The retirement questions to which Bartoli referred started during that period. But Venus’s ability to cope with her condition has improved, and after rejoining the top 10 in 2015, she reached the semifinals at Wimbledon last year and then the final here.

“She never even thought of the word retire,” said David Witt, her coach and hitting partner of 10 years. “I just think when she got diagnosed, it was a step back, a shock. She’s learned a lot about how to deal with it and her body, how to eat, how to manage it.

“There are days she can’t work as hard as she wants to work. Some days it’s maybe not smart to do it because it will then hurt you for two or three more days. Where she is now in her career, she has to listen to her body, and I don’t think she really needs to go out and hit balls for two hours.”

Witt said there were no more two-a-day sessions in the off-season or in time off tour: just one session in the morning and then gym work, primarily sprints, core strengthening and flexibility.

“It took her years and years to realize that stretching is important and can keep you healthier,” he said. “The more flexible you are, you’re not going to strain or pull anything. I’ve been with her 10 years, and I think it took seven years to get her to stretch. She likes to do a lot of dancing, and that consists of a lot of stretching and being flexible, so I think that’s helped.”

Her dance skills were in evidence Thursday as she pirouetted after beating Vandeweghe, but what will linger longest in memory were her screams of delight at having conquered an inspired young opponent in a semifinal. It was a moment she described as “just joy.”

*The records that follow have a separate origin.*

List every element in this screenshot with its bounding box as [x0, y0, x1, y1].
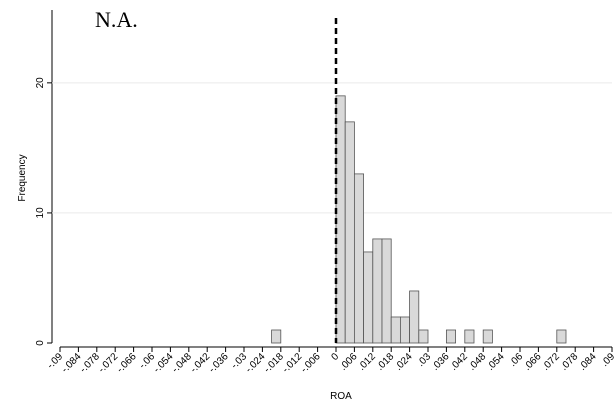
x-tick-label: .024 [393, 351, 415, 373]
y-tick-label: 10 [35, 207, 46, 219]
x-tick-label: -.078 [78, 351, 102, 375]
x-tick-label: .042 [448, 351, 470, 373]
bar [271, 329, 282, 344]
x-tick-label: .036 [430, 351, 452, 373]
x-tick-label: -.036 [207, 351, 231, 375]
bar [556, 329, 567, 344]
annotation: N.A. [95, 7, 138, 32]
x-tick-label: -.066 [115, 351, 139, 375]
y-tick-label: 20 [35, 77, 46, 89]
bar [409, 290, 420, 344]
bar [445, 329, 456, 344]
x-tick-label: .066 [522, 351, 544, 373]
x-tick-label: .018 [375, 351, 397, 373]
bar [344, 121, 355, 344]
bar [335, 95, 346, 344]
y-axis-label: Frequency [17, 154, 28, 201]
x-tick-label: 0 [329, 351, 341, 363]
bar [390, 316, 401, 344]
x-tick-label: -.018 [262, 351, 286, 375]
x-tick-label: -.048 [170, 351, 194, 375]
x-tick-label: -.072 [96, 351, 120, 375]
x-axis-label: ROA [330, 391, 352, 402]
x-tick-label: -.012 [280, 351, 304, 375]
x-tick-label: -.006 [299, 351, 323, 375]
x-tick-label: .048 [467, 351, 489, 373]
y-tick-label: 0 [35, 340, 46, 346]
x-tick-label: -.054 [152, 351, 176, 375]
x-tick-label: -.042 [188, 351, 212, 375]
x-tick-label: .078 [559, 351, 581, 373]
bar [353, 173, 364, 344]
x-tick-label: -.024 [244, 351, 268, 375]
x-tick-label: .054 [485, 351, 507, 373]
x-tick-label: .09 [600, 351, 615, 369]
x-tick-label: .072 [540, 351, 562, 373]
bar [399, 316, 410, 344]
x-tick-label: .012 [356, 351, 378, 373]
bar [363, 251, 374, 344]
bar [418, 329, 429, 344]
bar [381, 238, 392, 344]
bar [372, 238, 383, 344]
x-tick-label: .084 [577, 351, 599, 373]
x-tick-label: -.084 [60, 351, 84, 375]
bar [482, 329, 493, 344]
x-tick-label: .006 [338, 351, 360, 373]
bar [464, 329, 475, 344]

“You could really see the happiness on her face,” Serena said. “I’ve been there when she was down and out of it, and back and in it. I’ve been there for all those moments, so I just really was oh so happy.”

As visceral as her reaction on court was, she was nothing but considered in the interview room.

“I think why people love sport so much is because you see everything in a line,” Venus said. “In that moment, there is no do-over. There’s no retake. There is no voice-over. It’s triumph and disaster witnessed in real time.

“This is why people live and die for sport, because you can’t fake it. You can’t. It’s either you do it or you don’t. People relate to the champion. They also relate to the person who didn’t win, because we all have those moments in our life.”

This will be Venus’s first major singles final since she lost to Serena in straight sets in the 2009 Wimbledon final, and her first match against Serena in Melbourne since the 2003 final when Serena won her fourth Grand Slam title in a row, having defeated Venus in all four finals.

“It’s just amazing,” said Rennae Stubbs, the Australian star who first met the sisters before they joined the tour. “They came onto the scene at age 15 and 16 with the beads and the hair and the exuberance, and here they are: mature, remarkable young women at 35 and 36. No matter what anyone says to me, their story from start to finish is the greatest sports story ever.”

And if the Williamses have taught us anything along the way, it is that the story is not finished until they say it is.